A produção não atenua o choque que a violência provoca. Há uma cena impactante em que o Kid, após executar um desafeto, sucumbe a um desespero irreprimível e se consola afundando no uísque. A bravata juvenil, tão comum em narrativas idealizadas, se dissolve em lágrimas, convidando o espectador a abandonar o fascínio automático pelas armas. Eastwood realça ainda a dualidade desse cenário no qual a violência tanto assusta quanto seduz. Assim, o longa-metragem desnuda a lógica ambígua que domina o faroeste, transformando a ação em reflexão sobre moralidade e poder.
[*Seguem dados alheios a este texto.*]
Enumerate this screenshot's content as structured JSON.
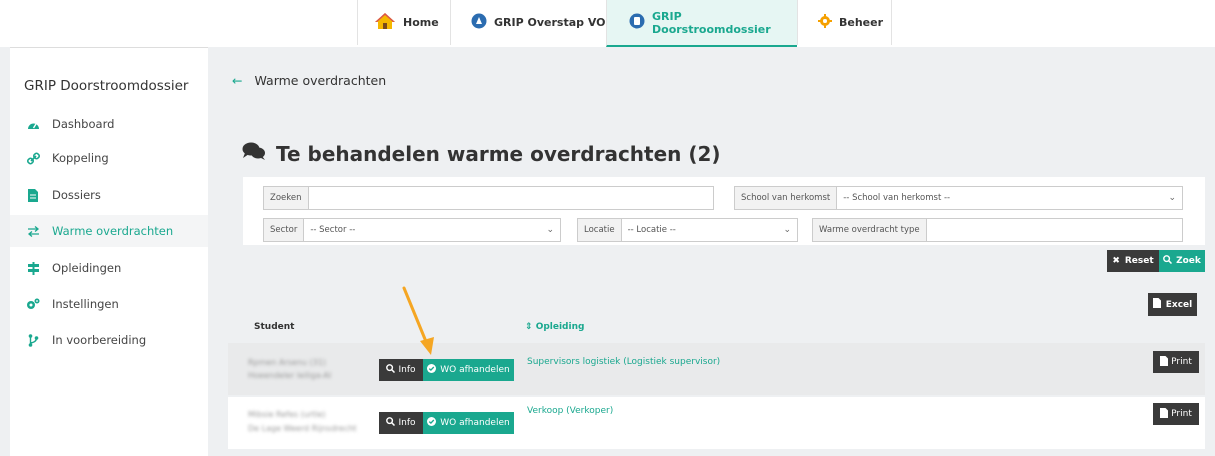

Em Big Whiskey, a brutalidade encontra ainda outra face na figura do xerife Little Bill, um homem que enxerga o uso da força como instrumento de controle e vaidade. Ele cruza caminhos com Beauchamp, um escritor ingênuo que nutre uma visão quase poética das pelejas. Em uma sequência tensa, Little Bill, tomado por sua arrogância, entrega uma arma a Beauchamp e o provoca a usá-la. O confronto serve como alerta contra a idealização de uma violência que, embora soe empolgante nas páginas de relatos de segunda mão, causa terror genuíno quando se faz real. Essa interação aponta a disparidade entre o mito que alimenta corações e a experiência visceral que paralisa até o mais audacioso dos admiradores.
Faltam heróis tradicionais no enredo. Em lugar deles, há figuras complicadas, matando por dinheiro ou reputação, movidas por uma noção de justiça que nem sempre resistiria a um exame mais atento. Delilah, prostituta que sofre um ataque covarde e tem o rosto retalhado por um vaqueiro, é a faísca que desencadeia o efeito dominó de violência e vingança. Esse episódio expõe não só o sexismo arraigado, mas também o classismo daquela época. Entretanto, embora Eastwood se esforce para inserir críticas sociais, a ausência de discussões sobre a condição racial de Ned Logan, interpretado por Morgan Freeman, sugere lacunas no retrato histórico de um oeste marcado pela tensão que o período pós-Guerra Civil inevitavelmente impunha a um homem negro. Esse silêncio, sem dúvida, poderia ter aprofundado ainda mais o discurso sobre exclusão e hostilidade.
Apesar de tudo, o longa acerta ao reposicionar Clint Eastwood perante a própria lenda que ele ajudou a fundar. A imagem de Munny, que mal consegue montar em seu cavalo ou manusear um rifle sem hesitar, rompe com a onipotência do pistoleiro infalível. Ao mesmo tempo, não deixa de reavivar o mito ao lhe conceder instintos tão letais quanto os de seus papéis antigos. O tiroteio final, meticulosamente planejado, ilustra esse conflito: a violência se apresenta como maldade e catarse, chocando e seduzindo em igual medida. A cena sugere uma espécie de legado contraditório, instando o público a pensar na forma como o cinema constrói e alimenta essas lendas repletas de pólvora.
Quando “Os Imperdoáveis” foi lançado, consolidou o faroeste revisionista em outro patamar, colocando Eastwood no pódio de artistas que moldam a sétima arte com mão firme. Não apenas desmantela simbolismos antiquados, como também abraça os elementos mais instintivos do gênero, entregando o espetáculo que muitos esperam, mas não sem antes mostrar o grau de hipocrisia que costura cada diálogo e ação. O desenlace, com Munny partindo na escuridão após consumir sua retaliação derradeira, projeta um encerramento ao mesmo tempo melancólico e inevitável: o fim de um ciclo que, paradoxalmente, mantém viva a tradição que ele mesmo parece condenar. Assim, “Os Imperdoáveis” sobrevive como uma crônica sobre o fascínio inconsciente que a violência ainda exerce no imaginário, marcando em definitivo a história do cinema e do faroeste.